Он лукаво улыбнулся и отложил нож:

— Сила привычки. Прошу простить мне недостаток хороших манер.

— Не в этом дело. Я испугалась, что вы порежетесь.

— Об этом не беспокойтесь: у меня кожа дубленая. Когда я только приехал в Эверсби… — Он вдруг остановился. — Но нет. Я же обещал не говорить о сельском хозяйстве.

— Продолжайте, пожалуйста! Когда вы впервые сюда приехали…

— Начал навещать наших арендаторов, и это чертовски меня пугало.

— Мне кажется, скорее они должны были вас бояться!

Он хмыкнул:

— Деревенские жители много чего боятся, но пузатый полупьяный лондонский фигляр к ним не относится.

Феба слушала слегка нахмурившись. Очень редко — да что там, никогда! — ей не приходилось слышать, чтобы мужчина так нелестно отзывался о самом себе.

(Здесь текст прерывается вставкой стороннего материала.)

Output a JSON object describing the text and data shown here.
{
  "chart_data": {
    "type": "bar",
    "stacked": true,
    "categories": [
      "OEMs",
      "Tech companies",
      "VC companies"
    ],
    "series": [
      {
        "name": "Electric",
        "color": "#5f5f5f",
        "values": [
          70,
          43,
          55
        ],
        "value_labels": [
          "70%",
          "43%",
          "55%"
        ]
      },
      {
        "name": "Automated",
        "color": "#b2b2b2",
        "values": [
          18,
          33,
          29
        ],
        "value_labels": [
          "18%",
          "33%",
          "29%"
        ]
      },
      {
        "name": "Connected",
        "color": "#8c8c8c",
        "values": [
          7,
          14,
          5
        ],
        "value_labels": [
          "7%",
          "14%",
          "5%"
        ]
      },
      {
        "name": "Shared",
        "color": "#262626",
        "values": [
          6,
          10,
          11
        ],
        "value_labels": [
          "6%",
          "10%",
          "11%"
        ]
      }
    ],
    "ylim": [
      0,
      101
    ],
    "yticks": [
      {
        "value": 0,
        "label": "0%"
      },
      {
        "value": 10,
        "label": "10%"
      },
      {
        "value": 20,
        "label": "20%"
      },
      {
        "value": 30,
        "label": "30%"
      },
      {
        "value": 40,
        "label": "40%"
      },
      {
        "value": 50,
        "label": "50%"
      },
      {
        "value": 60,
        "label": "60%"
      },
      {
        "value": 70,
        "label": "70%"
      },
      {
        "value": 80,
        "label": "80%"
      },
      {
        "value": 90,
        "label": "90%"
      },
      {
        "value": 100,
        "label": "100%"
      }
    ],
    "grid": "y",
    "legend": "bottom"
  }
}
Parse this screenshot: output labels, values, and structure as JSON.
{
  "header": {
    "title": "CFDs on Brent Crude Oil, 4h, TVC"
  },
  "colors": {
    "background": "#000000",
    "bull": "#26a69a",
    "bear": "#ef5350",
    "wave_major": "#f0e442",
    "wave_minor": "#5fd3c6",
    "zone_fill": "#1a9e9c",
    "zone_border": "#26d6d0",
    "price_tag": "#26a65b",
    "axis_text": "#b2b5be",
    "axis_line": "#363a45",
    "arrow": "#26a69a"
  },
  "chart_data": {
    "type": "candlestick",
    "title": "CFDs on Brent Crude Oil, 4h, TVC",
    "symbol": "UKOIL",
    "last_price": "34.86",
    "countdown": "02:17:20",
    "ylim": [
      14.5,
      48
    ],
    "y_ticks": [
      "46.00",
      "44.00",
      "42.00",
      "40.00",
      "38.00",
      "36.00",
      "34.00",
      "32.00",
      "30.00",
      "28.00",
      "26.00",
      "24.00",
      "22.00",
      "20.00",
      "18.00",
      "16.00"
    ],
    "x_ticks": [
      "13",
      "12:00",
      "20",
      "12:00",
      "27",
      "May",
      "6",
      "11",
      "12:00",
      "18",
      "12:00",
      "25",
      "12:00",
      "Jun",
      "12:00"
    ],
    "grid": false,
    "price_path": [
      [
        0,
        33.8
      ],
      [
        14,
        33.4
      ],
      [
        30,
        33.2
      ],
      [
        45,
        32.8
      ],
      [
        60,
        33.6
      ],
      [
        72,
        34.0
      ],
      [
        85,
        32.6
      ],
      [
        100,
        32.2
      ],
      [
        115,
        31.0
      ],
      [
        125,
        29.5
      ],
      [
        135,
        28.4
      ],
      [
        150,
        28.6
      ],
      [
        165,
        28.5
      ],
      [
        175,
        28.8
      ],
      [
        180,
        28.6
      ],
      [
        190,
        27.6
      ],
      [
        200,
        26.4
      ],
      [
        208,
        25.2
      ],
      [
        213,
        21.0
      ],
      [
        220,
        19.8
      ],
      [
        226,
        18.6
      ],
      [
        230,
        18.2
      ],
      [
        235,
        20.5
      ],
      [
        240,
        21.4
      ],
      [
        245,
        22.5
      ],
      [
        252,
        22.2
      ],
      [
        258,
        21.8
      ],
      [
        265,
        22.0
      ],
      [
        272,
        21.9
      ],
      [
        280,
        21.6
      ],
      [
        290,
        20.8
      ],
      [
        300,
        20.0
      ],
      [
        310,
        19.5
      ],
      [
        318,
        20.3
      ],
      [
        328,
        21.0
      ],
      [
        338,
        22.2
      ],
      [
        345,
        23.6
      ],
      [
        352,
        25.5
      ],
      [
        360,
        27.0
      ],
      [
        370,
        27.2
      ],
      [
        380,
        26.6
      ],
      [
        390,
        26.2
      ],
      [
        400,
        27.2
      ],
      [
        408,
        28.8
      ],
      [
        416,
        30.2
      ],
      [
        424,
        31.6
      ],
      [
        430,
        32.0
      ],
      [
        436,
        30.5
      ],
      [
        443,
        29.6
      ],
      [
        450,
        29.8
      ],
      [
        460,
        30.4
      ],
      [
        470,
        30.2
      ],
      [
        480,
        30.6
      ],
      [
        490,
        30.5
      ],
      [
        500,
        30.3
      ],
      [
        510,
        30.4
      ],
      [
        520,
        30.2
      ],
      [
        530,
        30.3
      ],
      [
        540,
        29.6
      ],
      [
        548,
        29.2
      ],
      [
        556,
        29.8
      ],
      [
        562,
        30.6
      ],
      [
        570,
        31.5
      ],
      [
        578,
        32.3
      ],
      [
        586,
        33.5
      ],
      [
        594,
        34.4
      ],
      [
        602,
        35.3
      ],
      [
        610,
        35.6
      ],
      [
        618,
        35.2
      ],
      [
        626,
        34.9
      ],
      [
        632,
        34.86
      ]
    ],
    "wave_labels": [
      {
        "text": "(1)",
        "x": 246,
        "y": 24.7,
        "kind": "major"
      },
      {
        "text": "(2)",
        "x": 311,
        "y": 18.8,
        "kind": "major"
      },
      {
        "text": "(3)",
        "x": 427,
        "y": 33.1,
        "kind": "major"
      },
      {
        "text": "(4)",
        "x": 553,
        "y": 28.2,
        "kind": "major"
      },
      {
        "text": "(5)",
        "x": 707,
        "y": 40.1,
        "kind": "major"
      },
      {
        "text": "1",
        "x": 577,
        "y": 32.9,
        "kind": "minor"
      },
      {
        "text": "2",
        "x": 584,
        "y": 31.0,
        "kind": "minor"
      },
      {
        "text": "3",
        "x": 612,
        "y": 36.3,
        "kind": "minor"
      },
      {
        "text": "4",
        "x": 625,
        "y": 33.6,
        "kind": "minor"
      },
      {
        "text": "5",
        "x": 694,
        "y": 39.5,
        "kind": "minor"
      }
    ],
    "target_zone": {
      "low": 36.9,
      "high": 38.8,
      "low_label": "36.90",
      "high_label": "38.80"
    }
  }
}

— В первый день, — продолжил Рейвенел, — мне было тяжко: тогда я понятия не имел, что придется жить в трезвости. Голова раскалывалась, меня качало, словно игрушечный кораблик на волнах, и настроение было хуже некуда. Фермер Джордж Стрикланд готов был отвечать на все мои вопросы, но только так, чтобы не отрываться от работы. Ему надо было скосить и убрать овес, пока не пошел дождь. Мы вышли в поле: там одни косили, другие перевязывали и уносили скошенные снопы. Несколько человек пели, чтобы работа шла бойчее. Овес был высокий — мне по плечо, и от него исходил такой свежий, чистый запах. И все было так…

Уэстон покачал головой, глядя куда-то вдаль, не в силах подобрать верное слово, и, немного помолчав, продолжил:

— Стрикланд показал мне, как вязать колосья в снопы. Я работал вместе со всеми, мы разговаривали, и к тому времени, как дошел до конца поля, жизнь моя совершенно переменилась. Впервые я сделал что-то полезное собственными руками. — Он усмехнулся. — В то время у меня были руки джентльмена: мягкие, ухоженные, не то что теперь.